The developers of motivational interviewing are quick to point out that MI is more of an attitude than a technique. However, it is an attitude that also suggests techniques, one of the most common of which is the many questions to evoke the client’s sense of the direction they want to move towards. In addition to more specific questions, motivational interviewing is a strong proponent of well-formed open-ended questions.

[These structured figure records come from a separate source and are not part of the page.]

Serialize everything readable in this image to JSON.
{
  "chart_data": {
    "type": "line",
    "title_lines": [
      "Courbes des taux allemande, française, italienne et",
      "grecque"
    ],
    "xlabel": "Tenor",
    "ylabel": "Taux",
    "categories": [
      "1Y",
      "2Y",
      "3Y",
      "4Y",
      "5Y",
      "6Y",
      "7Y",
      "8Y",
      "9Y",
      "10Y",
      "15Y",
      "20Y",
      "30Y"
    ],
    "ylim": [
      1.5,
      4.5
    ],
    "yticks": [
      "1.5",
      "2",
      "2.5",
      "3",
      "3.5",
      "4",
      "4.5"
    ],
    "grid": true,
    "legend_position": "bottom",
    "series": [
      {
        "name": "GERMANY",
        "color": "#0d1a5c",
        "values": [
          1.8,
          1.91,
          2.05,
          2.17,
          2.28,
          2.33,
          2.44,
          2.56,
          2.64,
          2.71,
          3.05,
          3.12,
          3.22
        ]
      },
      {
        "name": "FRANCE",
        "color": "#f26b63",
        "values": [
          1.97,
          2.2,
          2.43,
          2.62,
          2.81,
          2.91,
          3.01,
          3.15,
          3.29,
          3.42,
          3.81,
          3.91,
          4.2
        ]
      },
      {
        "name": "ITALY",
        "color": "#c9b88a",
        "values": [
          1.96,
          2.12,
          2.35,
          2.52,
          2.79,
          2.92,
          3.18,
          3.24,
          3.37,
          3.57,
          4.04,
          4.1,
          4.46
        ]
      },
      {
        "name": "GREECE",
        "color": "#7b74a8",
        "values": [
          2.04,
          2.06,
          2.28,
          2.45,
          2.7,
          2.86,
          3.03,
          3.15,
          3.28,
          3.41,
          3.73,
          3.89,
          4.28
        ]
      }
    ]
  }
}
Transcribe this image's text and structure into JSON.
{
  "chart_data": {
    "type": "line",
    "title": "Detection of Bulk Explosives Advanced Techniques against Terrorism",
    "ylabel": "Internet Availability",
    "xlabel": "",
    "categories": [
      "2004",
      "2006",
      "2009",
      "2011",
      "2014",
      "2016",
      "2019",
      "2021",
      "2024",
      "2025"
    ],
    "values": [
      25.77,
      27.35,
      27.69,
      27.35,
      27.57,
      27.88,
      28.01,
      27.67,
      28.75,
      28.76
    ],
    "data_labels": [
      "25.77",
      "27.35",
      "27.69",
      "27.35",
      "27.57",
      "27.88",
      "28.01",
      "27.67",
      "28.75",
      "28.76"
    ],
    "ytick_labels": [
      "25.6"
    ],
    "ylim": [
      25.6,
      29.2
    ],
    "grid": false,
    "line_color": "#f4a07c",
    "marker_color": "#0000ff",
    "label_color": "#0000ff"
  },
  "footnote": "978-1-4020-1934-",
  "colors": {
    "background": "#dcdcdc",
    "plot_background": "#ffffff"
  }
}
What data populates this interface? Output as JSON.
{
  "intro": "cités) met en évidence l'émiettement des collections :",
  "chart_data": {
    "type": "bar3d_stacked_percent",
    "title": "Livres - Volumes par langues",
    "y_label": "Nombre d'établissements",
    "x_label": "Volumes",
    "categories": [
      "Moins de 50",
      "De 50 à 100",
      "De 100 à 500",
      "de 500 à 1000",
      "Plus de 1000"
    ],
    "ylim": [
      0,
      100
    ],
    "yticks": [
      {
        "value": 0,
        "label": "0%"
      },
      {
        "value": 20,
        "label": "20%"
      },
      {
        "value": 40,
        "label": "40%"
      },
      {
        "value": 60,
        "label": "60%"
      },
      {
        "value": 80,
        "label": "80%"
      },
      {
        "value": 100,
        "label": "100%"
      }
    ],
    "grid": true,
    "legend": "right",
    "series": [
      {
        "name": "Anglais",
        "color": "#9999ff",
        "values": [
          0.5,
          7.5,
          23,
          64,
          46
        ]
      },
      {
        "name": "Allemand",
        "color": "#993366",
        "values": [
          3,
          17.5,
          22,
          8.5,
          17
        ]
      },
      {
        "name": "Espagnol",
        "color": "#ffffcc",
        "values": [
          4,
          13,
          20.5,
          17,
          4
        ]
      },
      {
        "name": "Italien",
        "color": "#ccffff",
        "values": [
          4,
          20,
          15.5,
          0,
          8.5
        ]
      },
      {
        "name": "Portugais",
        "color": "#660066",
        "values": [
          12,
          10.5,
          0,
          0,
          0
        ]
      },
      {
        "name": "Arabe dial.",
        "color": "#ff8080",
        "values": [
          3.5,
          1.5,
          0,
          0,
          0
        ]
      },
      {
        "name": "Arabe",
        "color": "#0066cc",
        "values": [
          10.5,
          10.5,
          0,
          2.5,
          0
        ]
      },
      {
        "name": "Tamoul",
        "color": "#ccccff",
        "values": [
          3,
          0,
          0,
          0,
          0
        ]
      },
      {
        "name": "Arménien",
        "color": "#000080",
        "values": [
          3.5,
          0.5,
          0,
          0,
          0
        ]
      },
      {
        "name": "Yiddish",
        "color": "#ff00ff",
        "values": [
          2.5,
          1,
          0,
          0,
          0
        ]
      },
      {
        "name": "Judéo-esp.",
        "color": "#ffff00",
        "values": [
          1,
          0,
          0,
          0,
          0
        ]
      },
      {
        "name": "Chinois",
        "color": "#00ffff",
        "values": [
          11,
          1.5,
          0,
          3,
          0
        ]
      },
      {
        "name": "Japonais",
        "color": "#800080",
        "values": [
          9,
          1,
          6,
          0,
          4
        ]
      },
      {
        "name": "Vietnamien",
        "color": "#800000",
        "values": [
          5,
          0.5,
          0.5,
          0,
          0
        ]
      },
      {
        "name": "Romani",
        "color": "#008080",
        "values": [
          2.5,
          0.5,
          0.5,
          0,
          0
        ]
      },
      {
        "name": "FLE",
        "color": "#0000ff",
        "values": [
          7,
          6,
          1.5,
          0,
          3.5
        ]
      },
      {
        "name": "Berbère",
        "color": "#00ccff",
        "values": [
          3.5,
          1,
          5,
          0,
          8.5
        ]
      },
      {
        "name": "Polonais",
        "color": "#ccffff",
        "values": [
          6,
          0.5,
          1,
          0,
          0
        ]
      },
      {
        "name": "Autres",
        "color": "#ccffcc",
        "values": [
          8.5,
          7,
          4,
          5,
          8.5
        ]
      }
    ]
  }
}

Examples of Open-Ended Questions to Evoke Change Talk

Disadvantage of the status quo
In what way does this concern you?
How has this stopped you from doing what you want to do in life?
What do you think will happen if you don’t stop or change anything?
How do your friends and family feel about it?
What difficulties have you had in relationship to your _____?

Advantages of change
How would you like things to be different?
What would be the advantages of making this change?
What would be the good things about _____?
If you were to wake up tomorrow and everything would be the way you wanted it to be, what would it look like?
What would you like to be doing 5 or 10 years from now?

Optimism about change
If you decided to change, what do you think would be a good first step?
How confident are you that you can make this change?
What personal strengths do you have that will help you succeed?
Are there people in your life that could support you in making this change?
What encourages you to think that you can change if you wanted to?

Intention to change
Right now, how important is this to you?
What do you think you might do first?
Of the options we have discussed, which one sounds like it would work best for you?
I can see that you’re feeling kind of stuck at the moment. What’s going to need to happen to get you unstuck?
Is there anything that I can do, or your friends or family can do, to you help you? (Miller & Rollnick, 2002).